Roots are a good place to start when writing a story. It looks back to the past and the sprouts that came with it as it matured to either a withered, gnarled sinew that was once a tree or to something like Shel Silverstein wrote about.
Tracing that root is crucial. For some writers, it was addiction, depression, war, curiousity, anger, fear and to swaggerjack Vonnegut, "so it goes." I think one good thing to have as roots should be a moral idea or vice versa.
Just picture an idea planted in moral values or dilemmas. But that doesn't mean the story should be that of good triumphs over evil but the main fact that a moral code exists.

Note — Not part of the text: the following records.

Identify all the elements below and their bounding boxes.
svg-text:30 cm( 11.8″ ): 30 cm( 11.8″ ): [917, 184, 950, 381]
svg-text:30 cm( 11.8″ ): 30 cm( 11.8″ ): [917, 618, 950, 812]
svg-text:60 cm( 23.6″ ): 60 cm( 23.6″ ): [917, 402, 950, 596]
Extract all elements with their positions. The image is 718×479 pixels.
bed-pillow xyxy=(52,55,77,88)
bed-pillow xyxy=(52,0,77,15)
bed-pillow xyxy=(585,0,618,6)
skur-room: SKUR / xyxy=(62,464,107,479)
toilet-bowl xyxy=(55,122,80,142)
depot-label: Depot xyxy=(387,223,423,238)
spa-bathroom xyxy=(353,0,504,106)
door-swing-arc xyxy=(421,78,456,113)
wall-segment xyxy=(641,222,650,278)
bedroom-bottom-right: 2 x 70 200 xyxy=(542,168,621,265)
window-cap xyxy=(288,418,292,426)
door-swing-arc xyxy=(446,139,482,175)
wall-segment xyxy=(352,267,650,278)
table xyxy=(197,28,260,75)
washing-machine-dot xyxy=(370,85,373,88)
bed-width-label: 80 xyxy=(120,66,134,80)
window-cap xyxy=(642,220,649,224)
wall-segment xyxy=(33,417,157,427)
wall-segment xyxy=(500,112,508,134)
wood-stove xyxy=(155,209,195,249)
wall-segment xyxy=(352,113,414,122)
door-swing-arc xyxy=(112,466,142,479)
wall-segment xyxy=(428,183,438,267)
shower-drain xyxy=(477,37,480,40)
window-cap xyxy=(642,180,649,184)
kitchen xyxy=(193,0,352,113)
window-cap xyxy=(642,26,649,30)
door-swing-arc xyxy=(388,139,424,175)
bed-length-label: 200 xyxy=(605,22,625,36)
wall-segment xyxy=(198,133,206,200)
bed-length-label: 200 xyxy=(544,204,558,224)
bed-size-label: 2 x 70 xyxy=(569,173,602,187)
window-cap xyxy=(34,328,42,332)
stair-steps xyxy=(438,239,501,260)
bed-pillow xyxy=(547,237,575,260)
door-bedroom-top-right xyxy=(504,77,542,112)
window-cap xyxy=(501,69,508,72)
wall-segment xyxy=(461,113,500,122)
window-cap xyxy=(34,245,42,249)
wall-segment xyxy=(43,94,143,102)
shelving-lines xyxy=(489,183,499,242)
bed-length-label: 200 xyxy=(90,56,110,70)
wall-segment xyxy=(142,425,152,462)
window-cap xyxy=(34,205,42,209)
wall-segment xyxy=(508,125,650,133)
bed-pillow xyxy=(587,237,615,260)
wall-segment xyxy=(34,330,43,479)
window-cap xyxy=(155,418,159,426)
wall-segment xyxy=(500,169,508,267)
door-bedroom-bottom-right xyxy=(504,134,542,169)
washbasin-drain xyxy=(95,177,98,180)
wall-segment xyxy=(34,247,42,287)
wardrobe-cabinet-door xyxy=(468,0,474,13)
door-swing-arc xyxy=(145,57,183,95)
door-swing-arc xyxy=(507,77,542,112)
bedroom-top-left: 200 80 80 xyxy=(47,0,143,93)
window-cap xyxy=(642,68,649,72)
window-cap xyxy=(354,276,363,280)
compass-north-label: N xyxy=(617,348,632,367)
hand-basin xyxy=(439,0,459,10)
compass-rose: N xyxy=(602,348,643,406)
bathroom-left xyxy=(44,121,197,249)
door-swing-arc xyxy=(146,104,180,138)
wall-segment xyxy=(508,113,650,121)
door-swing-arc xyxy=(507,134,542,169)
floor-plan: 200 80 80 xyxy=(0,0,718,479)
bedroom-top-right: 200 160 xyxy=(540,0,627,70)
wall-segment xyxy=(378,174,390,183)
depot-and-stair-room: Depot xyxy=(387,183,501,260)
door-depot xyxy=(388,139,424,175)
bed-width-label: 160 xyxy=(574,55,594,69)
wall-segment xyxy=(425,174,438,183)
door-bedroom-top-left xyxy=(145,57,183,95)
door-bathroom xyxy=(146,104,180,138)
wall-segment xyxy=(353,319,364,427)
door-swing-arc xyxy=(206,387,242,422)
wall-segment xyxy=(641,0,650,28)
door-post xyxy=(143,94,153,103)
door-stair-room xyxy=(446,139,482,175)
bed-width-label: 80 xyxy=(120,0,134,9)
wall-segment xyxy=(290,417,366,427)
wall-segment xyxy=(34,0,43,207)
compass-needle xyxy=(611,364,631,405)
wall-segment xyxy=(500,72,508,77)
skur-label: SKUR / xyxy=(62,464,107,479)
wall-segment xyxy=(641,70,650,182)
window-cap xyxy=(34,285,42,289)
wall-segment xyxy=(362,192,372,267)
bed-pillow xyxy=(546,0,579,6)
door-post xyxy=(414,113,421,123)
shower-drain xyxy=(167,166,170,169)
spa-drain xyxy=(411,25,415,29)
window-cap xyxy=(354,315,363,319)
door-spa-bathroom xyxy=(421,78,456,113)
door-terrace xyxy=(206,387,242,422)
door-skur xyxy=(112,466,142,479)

Yes, there are a lot of things to judge in a moral perspective: the police officer who deliberately takes his mind off paying fare on public transpo, wearing a badge on his chest or that young woman looking all professional with her fitted skirt and clean top knot who prefers to remain sitted after seeing a pregnant woman holding her elder child up on one hand, she just keeps on tinkering with her iPhone.
To come from such moral vantage point would be to have character but it still does not translate to a clear template. I should not be judgmental to be moral but who shall judge these people? Let's decide it with a coin toss, or a trip to Dresden, or a long sermon on what happens to simple bad persons. The perspective is different and maybe, the lines shall never meet at a common point but somethings have to start somewhere. But wouldn't it be interesting to see more of a villain with a moral code he so personally conducts upon himself and others. Or a hero with such a difficult moral crisis that you wonder if it is at all possible for her to get out in time.
I can't think of things to say in this post. Things are just getting scrambled. Parting shot: we are all sphincters, one time or another. We can live as we wish but that does not mean we cannot be kept in our own codes.